Se pensarmos o processo de centrar a deficiência dessa forma, ele pode se tornar na verdade um apagamento das outras questões.
A não ser que nossas relações sejam com pessoas que passam por situações muito próximas das nossas, podemos cair em uma armadilha ao nos absorvermos nesse tipo de conteúdo.
Podemos passar a desejar um tipo de compreensão que talvez não seja irreal nem inalcançável, mas que leva tempo, paciência e em especial muito carinho.
Particularmente no caso da neurodiversidade e de outras condições neurológicas, a dificuldade de regulação emocional, se for compartilhada, vai causar atritos inevitáveis e possivelmente violentos ou autolesivos.
Você não deve travar uma guerra com as pessoas que você valoriza. Se elas não estão ouvindo e respeitando seus limites e suas necessidades, talvez você esteja tentando cultivar uma relação com pessoas que não têm a mesma intenção com você. Se elas te enxergam apenas como tendo alguma finalidade, não como uma pessoa com intenções próprias e um destino próprio a escolher, você pode travar uma guerra por sua libertação, mas a guerra para que elas te compreendam e respeitem talvez já esteja perdida.
Isso não deve trazer desalento, mas força. Você não precisa lutar uma batalha para te aceitarem. A batalha é para ter a sua autonomia, e se você já a possui e agora busca construir um espaço de cuidado, será difícil fazer isso através de um enfrentamento constante, desmedido. Ter uma relação saudável é um processo baseado no afeto e na comunicação, e sem nenhum ponto final onde atingimos a perfeição e segurança permanentes.

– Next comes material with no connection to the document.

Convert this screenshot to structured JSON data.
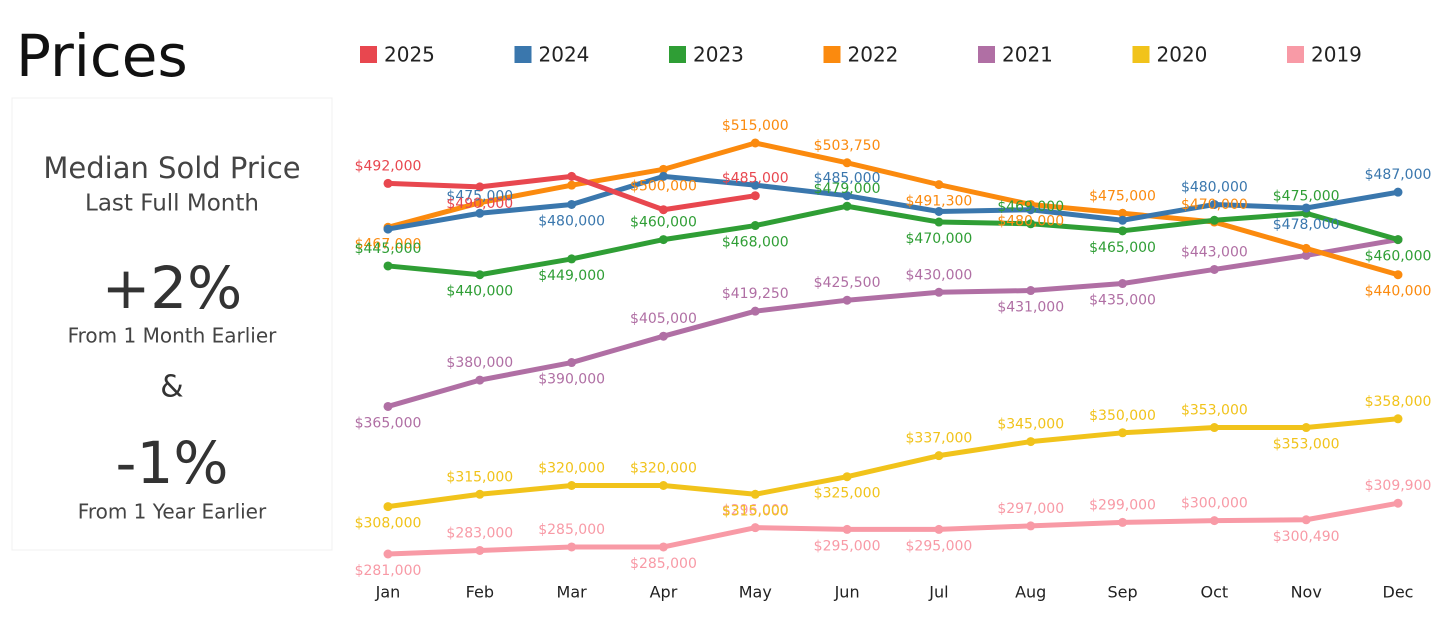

Nós tendemos a criar uma grande expectativa ao imaginarmos como nossa relação seria se fossem incorporadas algumas dessas informações.

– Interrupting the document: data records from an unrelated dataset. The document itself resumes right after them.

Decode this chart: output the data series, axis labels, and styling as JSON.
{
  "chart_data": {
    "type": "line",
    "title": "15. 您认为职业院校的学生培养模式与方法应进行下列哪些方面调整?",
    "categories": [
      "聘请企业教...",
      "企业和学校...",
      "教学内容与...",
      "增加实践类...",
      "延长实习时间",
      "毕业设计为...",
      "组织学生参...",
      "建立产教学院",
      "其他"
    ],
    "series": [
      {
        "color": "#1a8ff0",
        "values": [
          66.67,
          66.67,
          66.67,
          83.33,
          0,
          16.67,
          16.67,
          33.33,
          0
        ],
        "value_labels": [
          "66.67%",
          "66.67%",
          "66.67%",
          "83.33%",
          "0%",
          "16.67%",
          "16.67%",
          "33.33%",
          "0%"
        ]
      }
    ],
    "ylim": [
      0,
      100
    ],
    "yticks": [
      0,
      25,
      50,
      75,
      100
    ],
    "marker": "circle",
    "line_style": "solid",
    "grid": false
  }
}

Mas ao tentar incorporá-las, porque fazemos isso sem o contexto linguístico, entonação, a emoção própria da nossa vontade de construir uma forma de afeto que nos contemple, nossa comunicação pode ser interpretada como uma cobrança, uma problematização da outra pessoa, ou até mesmo como uma repreensão.
É muito comum que nossa seriedade seja vista como raiva, isto é, como se o que estamos dizendo seja imperativo. Mas nós falamos dessa forma porque toda a energia está indo para falar, e nada se dispersa no processo de regular as expressões faciais, não-verbais, na passagem da emoção que iria de fato transmitir qual é a nossa intenção, construir uma forma de afeto menos dolorosa.

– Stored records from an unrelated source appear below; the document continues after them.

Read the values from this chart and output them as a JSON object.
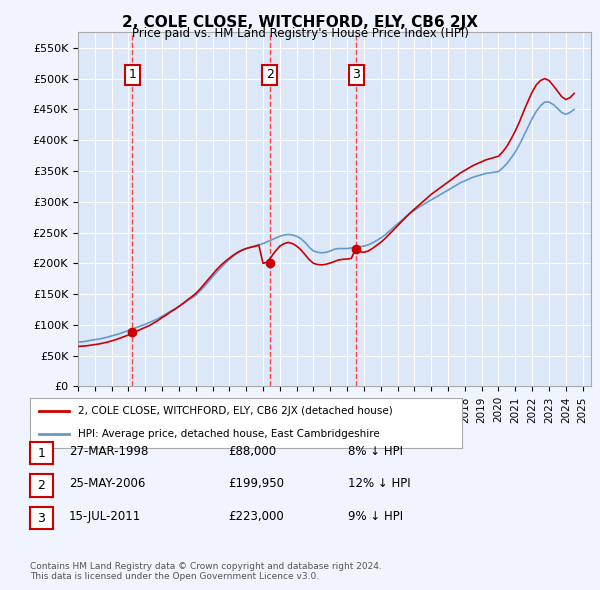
{
  "title": "2, COLE CLOSE, WITCHFORD, ELY, CB6 2JX",
  "subtitle": "Price paid vs. HM Land Registry's House Price Index (HPI)",
  "background_color": "#f0f4ff",
  "plot_bg_color": "#dce8f8",
  "ylim": [
    0,
    575000
  ],
  "yticks": [
    0,
    50000,
    100000,
    150000,
    200000,
    250000,
    300000,
    350000,
    400000,
    450000,
    500000,
    550000
  ],
  "ytick_labels": [
    "£0",
    "£50K",
    "£100K",
    "£150K",
    "£200K",
    "£250K",
    "£300K",
    "£350K",
    "£400K",
    "£450K",
    "£500K",
    "£550K"
  ],
  "xlim_start": 1995.0,
  "xlim_end": 2025.5,
  "sale_dates": [
    1998.23,
    2006.39,
    2011.54
  ],
  "sale_prices": [
    88000,
    199950,
    223000
  ],
  "sale_labels": [
    "1",
    "2",
    "3"
  ],
  "sale_marker_color": "#cc0000",
  "vline_color": "#ff4444",
  "hpi_line_color": "#6699cc",
  "price_line_color": "#cc0000",
  "legend_entries": [
    "2, COLE CLOSE, WITCHFORD, ELY, CB6 2JX (detached house)",
    "HPI: Average price, detached house, East Cambridgeshire"
  ],
  "table_rows": [
    {
      "num": "1",
      "date": "27-MAR-1998",
      "price": "£88,000",
      "hpi": "8% ↓ HPI"
    },
    {
      "num": "2",
      "date": "25-MAY-2006",
      "price": "£199,950",
      "hpi": "12% ↓ HPI"
    },
    {
      "num": "3",
      "date": "15-JUL-2011",
      "price": "£223,000",
      "hpi": "9% ↓ HPI"
    }
  ],
  "footer": "Contains HM Land Registry data © Crown copyright and database right 2024.\nThis data is licensed under the Open Government Licence v3.0.",
  "hpi_data_years": [
    1995,
    1995.25,
    1995.5,
    1995.75,
    1996,
    1996.25,
    1996.5,
    1996.75,
    1997,
    1997.25,
    1997.5,
    1997.75,
    1998,
    1998.25,
    1998.5,
    1998.75,
    1999,
    1999.25,
    1999.5,
    1999.75,
    2000,
    2000.25,
    2000.5,
    2000.75,
    2001,
    2001.25,
    2001.5,
    2001.75,
    2002,
    2002.25,
    2002.5,
    2002.75,
    2003,
    2003.25,
    2003.5,
    2003.75,
    2004,
    2004.25,
    2004.5,
    2004.75,
    2005,
    2005.25,
    2005.5,
    2005.75,
    2006,
    2006.25,
    2006.5,
    2006.75,
    2007,
    2007.25,
    2007.5,
    2007.75,
    2008,
    2008.25,
    2008.5,
    2008.75,
    2009,
    2009.25,
    2009.5,
    2009.75,
    2010,
    2010.25,
    2010.5,
    2010.75,
    2011,
    2011.25,
    2011.5,
    2011.75,
    2012,
    2012.25,
    2012.5,
    2012.75,
    2013,
    2013.25,
    2013.5,
    2013.75,
    2014,
    2014.25,
    2014.5,
    2014.75,
    2015,
    2015.25,
    2015.5,
    2015.75,
    2016,
    2016.25,
    2016.5,
    2016.75,
    2017,
    2017.25,
    2017.5,
    2017.75,
    2018,
    2018.25,
    2018.5,
    2018.75,
    2019,
    2019.25,
    2019.5,
    2019.75,
    2020,
    2020.25,
    2020.5,
    2020.75,
    2021,
    2021.25,
    2021.5,
    2021.75,
    2022,
    2022.25,
    2022.5,
    2022.75,
    2023,
    2023.25,
    2023.5,
    2023.75,
    2024,
    2024.25,
    2024.5
  ],
  "hpi_values": [
    72000,
    72500,
    73500,
    75000,
    76000,
    77000,
    78500,
    80000,
    82000,
    84000,
    86000,
    88500,
    91000,
    93500,
    96000,
    98500,
    101000,
    104000,
    107000,
    110000,
    114000,
    118000,
    122000,
    126000,
    130000,
    134500,
    139000,
    143500,
    148000,
    155000,
    162000,
    170000,
    178000,
    186000,
    193000,
    200000,
    206000,
    212000,
    217000,
    221000,
    224000,
    226000,
    228000,
    230000,
    232000,
    235000,
    238000,
    241000,
    244000,
    246000,
    247000,
    246000,
    244000,
    240000,
    234000,
    226000,
    220000,
    218000,
    217000,
    218000,
    220000,
    223000,
    224000,
    224000,
    224000,
    225000,
    226000,
    227000,
    228000,
    230000,
    233000,
    237000,
    241000,
    246000,
    252000,
    258000,
    264000,
    270000,
    276000,
    281000,
    286000,
    291000,
    295000,
    299000,
    303000,
    307000,
    311000,
    315000,
    319000,
    323000,
    327000,
    331000,
    334000,
    337000,
    340000,
    342000,
    344000,
    346000,
    347000,
    348000,
    349000,
    355000,
    362000,
    371000,
    381000,
    393000,
    407000,
    421000,
    435000,
    447000,
    456000,
    462000,
    462000,
    458000,
    452000,
    445000,
    442000,
    445000,
    450000
  ],
  "price_data_years": [
    1995,
    1995.25,
    1995.5,
    1995.75,
    1996,
    1996.25,
    1996.5,
    1996.75,
    1997,
    1997.25,
    1997.5,
    1997.75,
    1998,
    1998.25,
    1998.5,
    1998.75,
    1999,
    1999.25,
    1999.5,
    1999.75,
    2000,
    2000.25,
    2000.5,
    2000.75,
    2001,
    2001.25,
    2001.5,
    2001.75,
    2002,
    2002.25,
    2002.5,
    2002.75,
    2003,
    2003.25,
    2003.5,
    2003.75,
    2004,
    2004.25,
    2004.5,
    2004.75,
    2005,
    2005.25,
    2005.5,
    2005.75,
    2006,
    2006.25,
    2006.5,
    2006.75,
    2007,
    2007.25,
    2007.5,
    2007.75,
    2008,
    2008.25,
    2008.5,
    2008.75,
    2009,
    2009.25,
    2009.5,
    2009.75,
    2010,
    2010.25,
    2010.5,
    2010.75,
    2011,
    2011.25,
    2011.5,
    2011.75,
    2012,
    2012.25,
    2012.5,
    2012.75,
    2013,
    2013.25,
    2013.5,
    2013.75,
    2014,
    2014.25,
    2014.5,
    2014.75,
    2015,
    2015.25,
    2015.5,
    2015.75,
    2016,
    2016.25,
    2016.5,
    2016.75,
    2017,
    2017.25,
    2017.5,
    2017.75,
    2018,
    2018.25,
    2018.5,
    2018.75,
    2019,
    2019.25,
    2019.5,
    2019.75,
    2020,
    2020.25,
    2020.5,
    2020.75,
    2021,
    2021.25,
    2021.5,
    2021.75,
    2022,
    2022.25,
    2022.5,
    2022.75,
    2023,
    2023.25,
    2023.5,
    2023.75,
    2024,
    2024.25,
    2024.5
  ],
  "price_values": [
    65000,
    65500,
    66000,
    67000,
    68000,
    69000,
    70500,
    72000,
    74000,
    76000,
    78500,
    81000,
    83500,
    88000,
    90000,
    93000,
    96000,
    99000,
    103000,
    107000,
    112000,
    116000,
    121000,
    125000,
    130000,
    135000,
    140500,
    145500,
    151000,
    158000,
    166000,
    174000,
    182000,
    190000,
    197000,
    203000,
    208500,
    213500,
    218000,
    221500,
    224000,
    226000,
    227500,
    229500,
    199950,
    202000,
    211000,
    220000,
    228000,
    232000,
    234000,
    232000,
    228000,
    222000,
    214000,
    206000,
    200000,
    198000,
    197500,
    198500,
    200500,
    203000,
    205500,
    206500,
    207000,
    208000,
    223000,
    219000,
    218000,
    220000,
    224000,
    229000,
    234000,
    240000,
    247000,
    254000,
    261000,
    268000,
    275000,
    282000,
    288000,
    294000,
    300000,
    306000,
    312000,
    317000,
    322000,
    327000,
    332000,
    337000,
    342000,
    347000,
    351000,
    355000,
    359000,
    362000,
    365000,
    368000,
    370000,
    372000,
    374000,
    381000,
    390000,
    402000,
    415000,
    430000,
    447000,
    463000,
    478000,
    490000,
    497000,
    500000,
    497000,
    489000,
    480000,
    471000,
    466000,
    469000,
    476000
  ]
}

Isso pode criar um muro entre duas pessoas que se gostam, e a pessoa autista pode se frustrar cada vez mais até desistir e retornar ao processo de mascaramento onde provavelmente estava antes de tentar construir essa outra forma.
Mascaramento é quando uma pessoa autista se relaciona de forma neurotípica e apenas se ajusta, emula seu comportamento a partir de um entendimento racional de como agir para agradar a todas as pessoas independente das suas próprias necessidades e opiniões.
Isso também é um muro, mas um que as pessoas neurotípicas não apenas valorizam mas no qual tentam treinar pessoas autistas achando que as estão curando. Mas para a pessoa autista esse processo pode causar um enorme desgaste, dúvidas sobre sua própria forma de ser e pode ser simplesmente insustentável a longo prazo.
A expectativa que ela havia criado era de não precisar mais do mascaramento, mas ela volta a ele, respondendo perguntas sempre de forma positiva e preenchendo silêncios com linguagem formularizada ou que replica o comportamento que está observando ao redor.
Isso pode ser facilmente percebido pela pessoa neurotípica mais atenta (embora possa ser interpretado como desonestidade ou manipulação, e não como um sinal de neurodivergência), mas também passar totalmente despercebido.
No fundo, ela terá de reprimir uma sensação de que não é querida da forma como realmente é.